In 1987, syndicated TV distributor Lorimar attempted to capitalize on the home-shopping craze with ValueTelevision, a one-hour show where viewers could place orders via the telephone for featured products. The series was co-hosted by Jeopardy! star Alex Trebek. When the ratings were less than Lorimar anticipated, they fired Trebek and replaced him with Simmons. Nothing seemed to work, and the show was canceled in June.

7. Richard Simmons used to tour shopping malls.

Beginning in 1979, Simmons appeared on the ABC soap opera General Hospital as a fitness instructor. With the cast, he began making personal appearances at shopping malls: Simmons was so impressed by the number of people he could reach this way that he continued even after leaving the show in the early 1980s. “I travel almost 300 days a year,” he said in 1991. “I do mostly shopping malls, because everyone will come to a shopping mall, no matter what they weigh, no matter their economic structure, no matter what they drive. The malls are the meeting places of America. And so that's where I go."

8. Richard Simmons doesn't like sarcasm.

A photo of Richard Simmons
Getty Images

In 2004, Simmons was at Phoenix’s Sky Harbor Airport when a fellow passenger made a caustic remark about his Sweatin’ to the Oldies series of tapes. According to police, the man spotted Simmons and shouted, “Hey, everybody, it’s Richard Simmons. Let’s drop our bags and rock to the ‘50s.” The heckling was unappreciated by Simmons, who reportedly walked over and slapped the man across the face. According to the Bangor Daily News, police cited him with misdemeanor assault. The case was later settled and dropped.

9. David Letterman gave Richard Simmons an asthma attack.

Simmons was a frequent guest on David Letterman’s late-night talk shows, with Letterman often playing the straight man to the hyper antics of Simmons. In 2000, Simmons took a break from the appearances after Letterman playfully sprayed him with a fire extinguisher, prompting the asthmatic Simmons to have so much trouble breathing that paramedics were called. The normally affable Simmons was so upset by the incident that he refused to appear on the show for six years.

10. Richard Simmons doesn't like restaurants.

Speaking with the Denver Post in 2008, Simmons said that he very rarely visits restaurants owing to the fact that people can’t stop craning their necks to see what the diet guru has ordered. To maintain some semblance of privacy, Simmons typically gets room service while traveling. He also avoids grocery stores, citing concerns that people tend to call him over and ask him to read the ingredients label to see if it’s a healthy option.

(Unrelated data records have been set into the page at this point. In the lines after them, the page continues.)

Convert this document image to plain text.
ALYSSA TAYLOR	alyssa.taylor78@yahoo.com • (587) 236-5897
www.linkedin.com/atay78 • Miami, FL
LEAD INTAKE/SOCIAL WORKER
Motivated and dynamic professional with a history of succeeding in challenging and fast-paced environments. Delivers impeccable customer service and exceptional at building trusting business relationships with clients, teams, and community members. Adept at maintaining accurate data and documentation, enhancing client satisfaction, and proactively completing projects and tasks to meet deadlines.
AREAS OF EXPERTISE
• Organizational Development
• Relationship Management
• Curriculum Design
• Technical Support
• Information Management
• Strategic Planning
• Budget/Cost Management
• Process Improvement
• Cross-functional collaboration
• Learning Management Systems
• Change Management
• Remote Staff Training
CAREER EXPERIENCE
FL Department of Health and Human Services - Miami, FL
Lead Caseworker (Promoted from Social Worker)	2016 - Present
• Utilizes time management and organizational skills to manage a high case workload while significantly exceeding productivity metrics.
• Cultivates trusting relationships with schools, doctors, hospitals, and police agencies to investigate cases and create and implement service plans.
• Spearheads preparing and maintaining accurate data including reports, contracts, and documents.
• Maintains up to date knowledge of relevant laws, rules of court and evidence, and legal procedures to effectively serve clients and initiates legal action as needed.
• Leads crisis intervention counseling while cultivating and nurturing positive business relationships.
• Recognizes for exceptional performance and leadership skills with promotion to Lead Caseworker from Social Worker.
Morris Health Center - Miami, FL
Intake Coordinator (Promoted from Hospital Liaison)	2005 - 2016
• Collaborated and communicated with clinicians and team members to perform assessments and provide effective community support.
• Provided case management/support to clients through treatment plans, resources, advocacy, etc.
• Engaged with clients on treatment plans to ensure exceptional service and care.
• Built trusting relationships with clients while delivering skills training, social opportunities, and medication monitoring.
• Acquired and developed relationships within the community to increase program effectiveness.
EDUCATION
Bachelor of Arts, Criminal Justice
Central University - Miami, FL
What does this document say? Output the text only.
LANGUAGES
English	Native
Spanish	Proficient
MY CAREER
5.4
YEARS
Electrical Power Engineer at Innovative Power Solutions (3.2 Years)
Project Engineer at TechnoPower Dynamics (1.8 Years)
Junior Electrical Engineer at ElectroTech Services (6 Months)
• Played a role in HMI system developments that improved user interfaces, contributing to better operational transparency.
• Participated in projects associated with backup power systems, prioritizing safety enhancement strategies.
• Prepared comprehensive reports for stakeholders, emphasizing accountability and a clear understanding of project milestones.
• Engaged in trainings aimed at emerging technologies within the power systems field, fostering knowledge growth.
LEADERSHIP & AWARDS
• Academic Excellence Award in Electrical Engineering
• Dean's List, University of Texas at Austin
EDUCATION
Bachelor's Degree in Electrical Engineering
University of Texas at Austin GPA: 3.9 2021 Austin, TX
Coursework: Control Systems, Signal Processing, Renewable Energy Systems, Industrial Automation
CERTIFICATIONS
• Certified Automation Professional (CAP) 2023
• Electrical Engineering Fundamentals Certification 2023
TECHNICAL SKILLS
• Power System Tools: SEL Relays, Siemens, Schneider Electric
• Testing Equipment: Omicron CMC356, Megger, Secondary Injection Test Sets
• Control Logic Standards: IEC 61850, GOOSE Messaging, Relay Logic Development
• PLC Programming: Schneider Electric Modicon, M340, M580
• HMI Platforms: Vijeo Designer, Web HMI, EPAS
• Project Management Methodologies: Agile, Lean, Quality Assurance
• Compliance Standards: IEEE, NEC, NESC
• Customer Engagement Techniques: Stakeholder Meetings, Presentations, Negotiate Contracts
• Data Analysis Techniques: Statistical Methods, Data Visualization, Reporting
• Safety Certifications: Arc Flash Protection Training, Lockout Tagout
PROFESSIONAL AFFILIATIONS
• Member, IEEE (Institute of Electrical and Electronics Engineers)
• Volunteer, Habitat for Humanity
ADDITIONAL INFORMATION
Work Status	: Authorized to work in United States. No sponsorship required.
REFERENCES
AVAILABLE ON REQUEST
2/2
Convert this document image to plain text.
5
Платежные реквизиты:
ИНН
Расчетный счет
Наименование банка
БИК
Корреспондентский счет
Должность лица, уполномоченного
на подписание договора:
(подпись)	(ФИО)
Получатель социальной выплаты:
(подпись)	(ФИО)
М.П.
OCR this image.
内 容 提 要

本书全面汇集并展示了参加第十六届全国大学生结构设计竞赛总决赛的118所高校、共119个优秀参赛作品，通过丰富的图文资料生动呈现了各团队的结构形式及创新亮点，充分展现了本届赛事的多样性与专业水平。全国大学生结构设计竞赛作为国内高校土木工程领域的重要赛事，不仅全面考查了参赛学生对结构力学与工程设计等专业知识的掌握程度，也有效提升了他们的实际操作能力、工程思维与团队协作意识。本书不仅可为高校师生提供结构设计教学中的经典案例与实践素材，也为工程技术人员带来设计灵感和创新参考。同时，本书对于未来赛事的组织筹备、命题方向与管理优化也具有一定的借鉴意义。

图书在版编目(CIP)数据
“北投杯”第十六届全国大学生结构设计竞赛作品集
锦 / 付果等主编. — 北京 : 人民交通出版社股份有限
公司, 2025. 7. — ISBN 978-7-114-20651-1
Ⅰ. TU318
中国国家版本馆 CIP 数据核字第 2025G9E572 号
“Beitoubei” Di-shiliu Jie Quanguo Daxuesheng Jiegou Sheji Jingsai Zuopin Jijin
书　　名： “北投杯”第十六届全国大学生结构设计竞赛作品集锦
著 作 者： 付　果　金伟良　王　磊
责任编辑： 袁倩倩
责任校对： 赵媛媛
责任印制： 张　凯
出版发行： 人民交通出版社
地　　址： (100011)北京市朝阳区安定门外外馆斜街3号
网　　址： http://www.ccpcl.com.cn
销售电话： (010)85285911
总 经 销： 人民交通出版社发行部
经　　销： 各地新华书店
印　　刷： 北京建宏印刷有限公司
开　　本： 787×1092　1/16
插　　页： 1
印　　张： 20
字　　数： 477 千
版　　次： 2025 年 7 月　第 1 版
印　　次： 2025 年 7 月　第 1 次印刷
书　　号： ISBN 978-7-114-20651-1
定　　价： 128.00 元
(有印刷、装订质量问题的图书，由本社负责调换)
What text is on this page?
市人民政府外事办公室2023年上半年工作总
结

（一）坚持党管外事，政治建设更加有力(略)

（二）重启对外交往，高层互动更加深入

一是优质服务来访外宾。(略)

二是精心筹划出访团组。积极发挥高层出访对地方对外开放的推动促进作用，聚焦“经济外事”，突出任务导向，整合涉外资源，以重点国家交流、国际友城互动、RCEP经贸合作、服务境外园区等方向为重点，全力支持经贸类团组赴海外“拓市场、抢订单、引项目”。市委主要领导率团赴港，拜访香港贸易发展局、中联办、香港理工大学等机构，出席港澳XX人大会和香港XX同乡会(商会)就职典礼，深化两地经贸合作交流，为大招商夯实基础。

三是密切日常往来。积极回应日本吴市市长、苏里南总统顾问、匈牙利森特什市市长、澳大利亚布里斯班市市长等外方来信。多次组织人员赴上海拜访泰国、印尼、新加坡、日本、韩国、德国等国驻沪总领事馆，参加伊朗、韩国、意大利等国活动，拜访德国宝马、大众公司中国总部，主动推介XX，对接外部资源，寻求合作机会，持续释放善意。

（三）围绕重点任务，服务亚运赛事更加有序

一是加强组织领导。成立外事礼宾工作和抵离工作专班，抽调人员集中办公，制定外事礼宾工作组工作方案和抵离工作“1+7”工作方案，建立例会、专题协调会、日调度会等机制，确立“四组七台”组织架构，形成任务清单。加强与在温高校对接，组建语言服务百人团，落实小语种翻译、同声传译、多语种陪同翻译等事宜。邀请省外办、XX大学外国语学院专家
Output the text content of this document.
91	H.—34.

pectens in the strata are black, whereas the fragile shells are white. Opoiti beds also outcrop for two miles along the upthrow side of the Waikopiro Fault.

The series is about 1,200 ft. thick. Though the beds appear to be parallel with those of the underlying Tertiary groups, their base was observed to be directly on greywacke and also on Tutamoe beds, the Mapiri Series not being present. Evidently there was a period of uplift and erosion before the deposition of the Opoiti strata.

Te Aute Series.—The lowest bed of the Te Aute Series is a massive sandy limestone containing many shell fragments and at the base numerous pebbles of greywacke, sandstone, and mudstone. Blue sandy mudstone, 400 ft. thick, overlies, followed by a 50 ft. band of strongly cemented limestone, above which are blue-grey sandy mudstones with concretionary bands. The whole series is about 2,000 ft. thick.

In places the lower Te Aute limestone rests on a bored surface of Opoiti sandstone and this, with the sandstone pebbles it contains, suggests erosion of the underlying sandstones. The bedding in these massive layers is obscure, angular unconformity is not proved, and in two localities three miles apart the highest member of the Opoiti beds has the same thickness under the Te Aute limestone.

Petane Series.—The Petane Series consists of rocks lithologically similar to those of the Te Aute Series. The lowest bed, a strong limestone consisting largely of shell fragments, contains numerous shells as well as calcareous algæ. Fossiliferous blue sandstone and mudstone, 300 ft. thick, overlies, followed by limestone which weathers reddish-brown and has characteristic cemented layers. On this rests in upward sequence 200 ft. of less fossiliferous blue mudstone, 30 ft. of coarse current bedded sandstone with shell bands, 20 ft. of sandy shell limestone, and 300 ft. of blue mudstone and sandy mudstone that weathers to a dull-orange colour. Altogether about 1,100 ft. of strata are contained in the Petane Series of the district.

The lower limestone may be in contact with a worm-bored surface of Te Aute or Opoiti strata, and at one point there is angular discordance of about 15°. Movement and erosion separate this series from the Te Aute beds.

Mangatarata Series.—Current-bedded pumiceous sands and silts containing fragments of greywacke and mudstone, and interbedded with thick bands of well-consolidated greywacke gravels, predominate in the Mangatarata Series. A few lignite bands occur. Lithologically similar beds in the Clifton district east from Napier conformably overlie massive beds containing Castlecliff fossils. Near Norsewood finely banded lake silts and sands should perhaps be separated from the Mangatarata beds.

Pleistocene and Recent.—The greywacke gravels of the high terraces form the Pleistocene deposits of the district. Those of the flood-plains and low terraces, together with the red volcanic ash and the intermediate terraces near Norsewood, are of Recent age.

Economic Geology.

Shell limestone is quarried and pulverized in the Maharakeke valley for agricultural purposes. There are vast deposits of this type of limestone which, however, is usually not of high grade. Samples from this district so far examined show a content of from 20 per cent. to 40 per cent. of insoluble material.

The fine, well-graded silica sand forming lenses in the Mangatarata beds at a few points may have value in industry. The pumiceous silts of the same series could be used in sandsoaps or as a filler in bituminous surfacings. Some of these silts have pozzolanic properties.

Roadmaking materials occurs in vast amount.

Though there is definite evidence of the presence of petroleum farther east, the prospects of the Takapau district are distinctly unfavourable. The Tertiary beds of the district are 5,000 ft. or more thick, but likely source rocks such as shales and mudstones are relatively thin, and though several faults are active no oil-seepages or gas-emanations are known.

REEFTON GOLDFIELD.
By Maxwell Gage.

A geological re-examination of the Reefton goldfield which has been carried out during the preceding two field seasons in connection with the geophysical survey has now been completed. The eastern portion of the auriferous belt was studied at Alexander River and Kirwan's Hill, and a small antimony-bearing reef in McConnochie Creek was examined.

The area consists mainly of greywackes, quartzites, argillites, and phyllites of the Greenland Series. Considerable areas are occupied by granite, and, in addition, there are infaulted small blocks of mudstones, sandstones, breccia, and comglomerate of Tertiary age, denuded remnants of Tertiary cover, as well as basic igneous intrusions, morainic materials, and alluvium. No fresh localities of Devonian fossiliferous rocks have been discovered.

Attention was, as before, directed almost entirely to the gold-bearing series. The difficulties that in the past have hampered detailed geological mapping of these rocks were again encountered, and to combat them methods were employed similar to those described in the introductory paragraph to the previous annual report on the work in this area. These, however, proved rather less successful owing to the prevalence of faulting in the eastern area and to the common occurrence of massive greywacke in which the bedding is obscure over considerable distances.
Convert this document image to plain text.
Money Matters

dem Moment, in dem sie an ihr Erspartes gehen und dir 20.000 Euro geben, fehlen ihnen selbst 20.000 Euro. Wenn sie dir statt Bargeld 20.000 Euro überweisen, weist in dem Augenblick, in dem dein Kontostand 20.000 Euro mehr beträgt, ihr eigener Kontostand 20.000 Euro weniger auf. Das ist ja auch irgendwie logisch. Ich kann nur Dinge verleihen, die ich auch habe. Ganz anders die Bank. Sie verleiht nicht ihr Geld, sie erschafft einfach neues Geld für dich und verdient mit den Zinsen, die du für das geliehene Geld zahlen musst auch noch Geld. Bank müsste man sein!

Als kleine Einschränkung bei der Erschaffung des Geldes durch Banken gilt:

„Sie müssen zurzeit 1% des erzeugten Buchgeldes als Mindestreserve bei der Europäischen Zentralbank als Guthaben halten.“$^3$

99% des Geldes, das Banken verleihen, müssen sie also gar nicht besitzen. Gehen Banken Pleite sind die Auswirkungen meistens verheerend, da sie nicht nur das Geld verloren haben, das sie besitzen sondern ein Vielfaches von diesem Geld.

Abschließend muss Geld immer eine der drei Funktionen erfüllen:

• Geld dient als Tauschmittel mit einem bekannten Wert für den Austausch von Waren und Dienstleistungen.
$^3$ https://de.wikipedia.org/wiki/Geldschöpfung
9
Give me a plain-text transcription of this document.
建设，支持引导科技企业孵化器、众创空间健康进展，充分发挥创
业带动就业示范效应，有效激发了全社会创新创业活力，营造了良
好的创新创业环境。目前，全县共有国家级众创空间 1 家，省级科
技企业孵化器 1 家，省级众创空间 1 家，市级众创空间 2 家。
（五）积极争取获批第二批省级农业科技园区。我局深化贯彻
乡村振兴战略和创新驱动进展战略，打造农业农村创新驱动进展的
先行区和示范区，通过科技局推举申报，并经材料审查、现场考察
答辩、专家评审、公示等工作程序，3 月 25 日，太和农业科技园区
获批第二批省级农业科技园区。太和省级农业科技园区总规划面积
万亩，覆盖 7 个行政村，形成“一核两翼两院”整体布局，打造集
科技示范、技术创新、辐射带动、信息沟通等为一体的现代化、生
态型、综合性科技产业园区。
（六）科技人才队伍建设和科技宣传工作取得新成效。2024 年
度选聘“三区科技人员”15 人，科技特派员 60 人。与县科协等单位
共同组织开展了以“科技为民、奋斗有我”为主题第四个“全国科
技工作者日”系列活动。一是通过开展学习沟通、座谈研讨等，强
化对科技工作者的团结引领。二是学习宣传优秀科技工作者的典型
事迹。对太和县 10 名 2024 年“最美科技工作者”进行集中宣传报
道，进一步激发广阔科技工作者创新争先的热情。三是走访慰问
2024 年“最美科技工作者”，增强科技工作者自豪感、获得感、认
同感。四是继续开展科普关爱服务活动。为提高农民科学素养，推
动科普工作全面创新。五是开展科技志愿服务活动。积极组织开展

11. Richard Simmons called his dogs on the phone.

A photo of Richard Simmons
Getty Images

Describing himself as a “loner” who doesn’t have many friends, Simmons once revealed a strong emotional bond with his three Dalmatians he named after characters in Gone with the Wind. When traveling, Simmons said he would call his house and sing to them over the telephone.

12. Richard Simmons foreshadowed his own exit in 1981.

As his fame and success grew, Simmons became a fixture on television and in print. Speaking to People for a profile in November 1981, the fitness expert said he received 25,000 to 30,000 letters every day and tried to meet as many people who requested his help as possible. “The day I don’t love any of this,” he said, “I’ll walk away.”

This story has been updated for 2020.